The occupant in 1891 was Richard Stapley, a 38 year-old Draper. He and his wife came from Brighton and presumably had sufficient capital to set up in business here. The older children were born in Brighton but the youngest, just 2 months old in 1891, was born in Wolverton, which would suggest that they had not been resident for very long and may well have been the first occupants of the building. This was a commercial establishemnt from the very first. Stapley also employed a 29 year old Draper’s Assistant and a 13 year-old domestic servant.
As I mentioned earlier, the shop was a grocery – Dudeney and Johnston. To some degree the present occupiers have returned to Richard Stapley’s trade.

Morland Terrace

The Radcliffe Street side of the Square was originally called Morland Terrace, and there is still a plaque embedded in the wall to record it as such. the huses here were variously numbered as part of Radcliffe Street or The Square, eventually settling upon the latter.

In 1891 the Buckingham Street corner was occupied by a Mr Richard Stapley and his family. He was a draper and outfitter, so from the very first this building was a shop and has continued so to this day. In the 1950s it was occupied by Dudeney and Johnston, Bedford-based grocers with a lot of branches in the region. These were pre-supermarket days, but chain grocers like Dudeneys and Sainsburys were able to offer a better selection of product, often at a better price, than the local, corner-shop style grocer. I suppose there were quite a lot of Dudeney & Johnston-style grocery chains across the country in those days. J. Sainsbury’s was merely one of many, but they had a London base and were obviously able to parlay that advantage into today’s supermarket.

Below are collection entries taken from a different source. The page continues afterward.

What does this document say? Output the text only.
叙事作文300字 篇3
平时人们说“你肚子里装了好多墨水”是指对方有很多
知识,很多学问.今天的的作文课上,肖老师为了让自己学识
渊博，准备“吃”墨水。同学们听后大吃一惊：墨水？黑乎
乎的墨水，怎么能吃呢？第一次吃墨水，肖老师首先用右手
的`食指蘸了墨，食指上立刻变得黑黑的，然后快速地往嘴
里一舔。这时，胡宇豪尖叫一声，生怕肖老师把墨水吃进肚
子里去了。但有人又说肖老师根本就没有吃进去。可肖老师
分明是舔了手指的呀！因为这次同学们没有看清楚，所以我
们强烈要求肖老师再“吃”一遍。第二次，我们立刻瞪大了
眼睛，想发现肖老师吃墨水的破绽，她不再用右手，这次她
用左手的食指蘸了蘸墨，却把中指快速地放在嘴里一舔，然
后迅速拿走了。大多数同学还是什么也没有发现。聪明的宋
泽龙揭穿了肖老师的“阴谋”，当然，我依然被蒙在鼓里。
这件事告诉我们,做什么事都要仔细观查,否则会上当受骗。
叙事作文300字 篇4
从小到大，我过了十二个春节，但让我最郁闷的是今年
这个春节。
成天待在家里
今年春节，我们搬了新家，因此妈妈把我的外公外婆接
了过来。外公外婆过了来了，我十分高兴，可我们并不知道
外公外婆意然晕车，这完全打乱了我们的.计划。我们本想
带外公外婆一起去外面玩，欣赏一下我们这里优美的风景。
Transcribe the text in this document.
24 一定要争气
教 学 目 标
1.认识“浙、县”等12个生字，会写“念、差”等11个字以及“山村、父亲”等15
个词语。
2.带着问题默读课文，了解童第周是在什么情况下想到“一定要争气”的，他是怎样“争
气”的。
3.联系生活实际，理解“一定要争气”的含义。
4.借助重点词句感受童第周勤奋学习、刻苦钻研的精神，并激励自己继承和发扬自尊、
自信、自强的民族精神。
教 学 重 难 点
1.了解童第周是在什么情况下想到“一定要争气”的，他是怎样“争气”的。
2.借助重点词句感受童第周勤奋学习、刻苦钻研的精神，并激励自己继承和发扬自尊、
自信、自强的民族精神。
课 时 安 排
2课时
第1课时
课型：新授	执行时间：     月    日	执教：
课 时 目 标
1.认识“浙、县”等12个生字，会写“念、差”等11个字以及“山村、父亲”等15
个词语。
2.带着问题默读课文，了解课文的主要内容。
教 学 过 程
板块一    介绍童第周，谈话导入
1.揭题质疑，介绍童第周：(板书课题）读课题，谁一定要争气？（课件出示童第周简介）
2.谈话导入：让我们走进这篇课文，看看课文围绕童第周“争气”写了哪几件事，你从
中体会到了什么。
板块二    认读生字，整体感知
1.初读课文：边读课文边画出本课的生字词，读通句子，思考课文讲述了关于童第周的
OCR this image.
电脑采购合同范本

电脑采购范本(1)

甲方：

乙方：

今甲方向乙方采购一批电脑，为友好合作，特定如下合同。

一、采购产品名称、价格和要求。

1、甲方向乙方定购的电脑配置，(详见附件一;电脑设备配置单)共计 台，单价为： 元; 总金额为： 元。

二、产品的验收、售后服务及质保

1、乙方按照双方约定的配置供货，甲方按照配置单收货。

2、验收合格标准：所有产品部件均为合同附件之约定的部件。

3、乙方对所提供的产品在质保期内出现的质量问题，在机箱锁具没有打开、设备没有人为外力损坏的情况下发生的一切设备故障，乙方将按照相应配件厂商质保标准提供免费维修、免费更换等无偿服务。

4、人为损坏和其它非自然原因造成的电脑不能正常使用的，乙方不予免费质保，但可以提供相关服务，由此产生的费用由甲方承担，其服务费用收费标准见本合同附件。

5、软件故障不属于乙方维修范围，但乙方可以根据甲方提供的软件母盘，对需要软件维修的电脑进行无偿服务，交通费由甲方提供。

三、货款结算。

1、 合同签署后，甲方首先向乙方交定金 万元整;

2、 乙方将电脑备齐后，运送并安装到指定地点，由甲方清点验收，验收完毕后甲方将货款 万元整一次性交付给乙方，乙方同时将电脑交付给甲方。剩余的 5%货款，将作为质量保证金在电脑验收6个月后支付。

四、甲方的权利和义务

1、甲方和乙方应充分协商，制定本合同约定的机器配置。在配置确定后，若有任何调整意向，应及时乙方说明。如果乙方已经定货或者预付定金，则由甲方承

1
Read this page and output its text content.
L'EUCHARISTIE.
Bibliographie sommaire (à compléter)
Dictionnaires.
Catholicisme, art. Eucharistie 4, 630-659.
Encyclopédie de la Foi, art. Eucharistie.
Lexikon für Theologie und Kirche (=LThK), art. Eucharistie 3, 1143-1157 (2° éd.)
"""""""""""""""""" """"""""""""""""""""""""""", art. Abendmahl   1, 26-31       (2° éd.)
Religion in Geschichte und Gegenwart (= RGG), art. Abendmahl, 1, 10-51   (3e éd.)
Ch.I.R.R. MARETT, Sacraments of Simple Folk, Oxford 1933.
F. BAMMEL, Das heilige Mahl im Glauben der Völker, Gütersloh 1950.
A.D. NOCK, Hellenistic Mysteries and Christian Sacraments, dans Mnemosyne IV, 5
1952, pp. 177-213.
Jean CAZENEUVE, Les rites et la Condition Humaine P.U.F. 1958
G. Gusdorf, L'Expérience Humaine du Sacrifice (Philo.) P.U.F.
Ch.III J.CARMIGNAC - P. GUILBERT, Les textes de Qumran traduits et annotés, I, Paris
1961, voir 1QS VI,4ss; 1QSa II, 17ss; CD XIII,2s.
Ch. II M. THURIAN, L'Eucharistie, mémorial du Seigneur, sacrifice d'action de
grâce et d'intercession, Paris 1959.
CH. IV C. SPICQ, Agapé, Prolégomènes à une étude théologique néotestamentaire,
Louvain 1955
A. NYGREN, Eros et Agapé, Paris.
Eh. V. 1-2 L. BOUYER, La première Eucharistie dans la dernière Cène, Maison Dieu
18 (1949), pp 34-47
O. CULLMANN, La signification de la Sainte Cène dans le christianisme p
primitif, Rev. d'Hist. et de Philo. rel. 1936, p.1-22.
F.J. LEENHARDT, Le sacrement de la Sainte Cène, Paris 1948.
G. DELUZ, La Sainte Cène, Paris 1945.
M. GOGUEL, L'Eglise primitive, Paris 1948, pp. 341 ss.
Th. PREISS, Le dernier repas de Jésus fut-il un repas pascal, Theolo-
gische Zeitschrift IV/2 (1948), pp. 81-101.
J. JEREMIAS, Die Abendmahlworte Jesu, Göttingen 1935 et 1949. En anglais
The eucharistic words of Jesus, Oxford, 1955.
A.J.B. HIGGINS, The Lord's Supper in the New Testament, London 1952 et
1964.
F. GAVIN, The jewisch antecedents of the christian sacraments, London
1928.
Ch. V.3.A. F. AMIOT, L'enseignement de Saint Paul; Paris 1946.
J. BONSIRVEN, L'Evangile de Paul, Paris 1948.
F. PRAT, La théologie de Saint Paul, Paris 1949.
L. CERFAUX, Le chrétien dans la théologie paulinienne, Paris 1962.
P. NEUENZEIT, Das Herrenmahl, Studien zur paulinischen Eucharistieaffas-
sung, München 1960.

Even so, that transition took 40 years.
The other residents of Morland terrace were (in order north to south) Walter J Biddis, a foreman coach builder, and family; Henry Gamble, a coach painter, with his wife and brother-in-law, a music teacher; James Carter, iron trimmer, and family; William Purslow, manager of the carriage works, and family; Allan Mills, coach trimmer; Robert Dakin, coach body maker, and wife; Edwin Wood, Foreman, Fitting dept. and family; Heber Williams, Secretary carriage dept. and captain 1st Bucks RVC, and family; Walter Scott, Coach Painter, and family; Frederick Mansfield, Railway carriage maker, and family; John Clewett, Coach Body Maker, and William Coop, Blacksmith.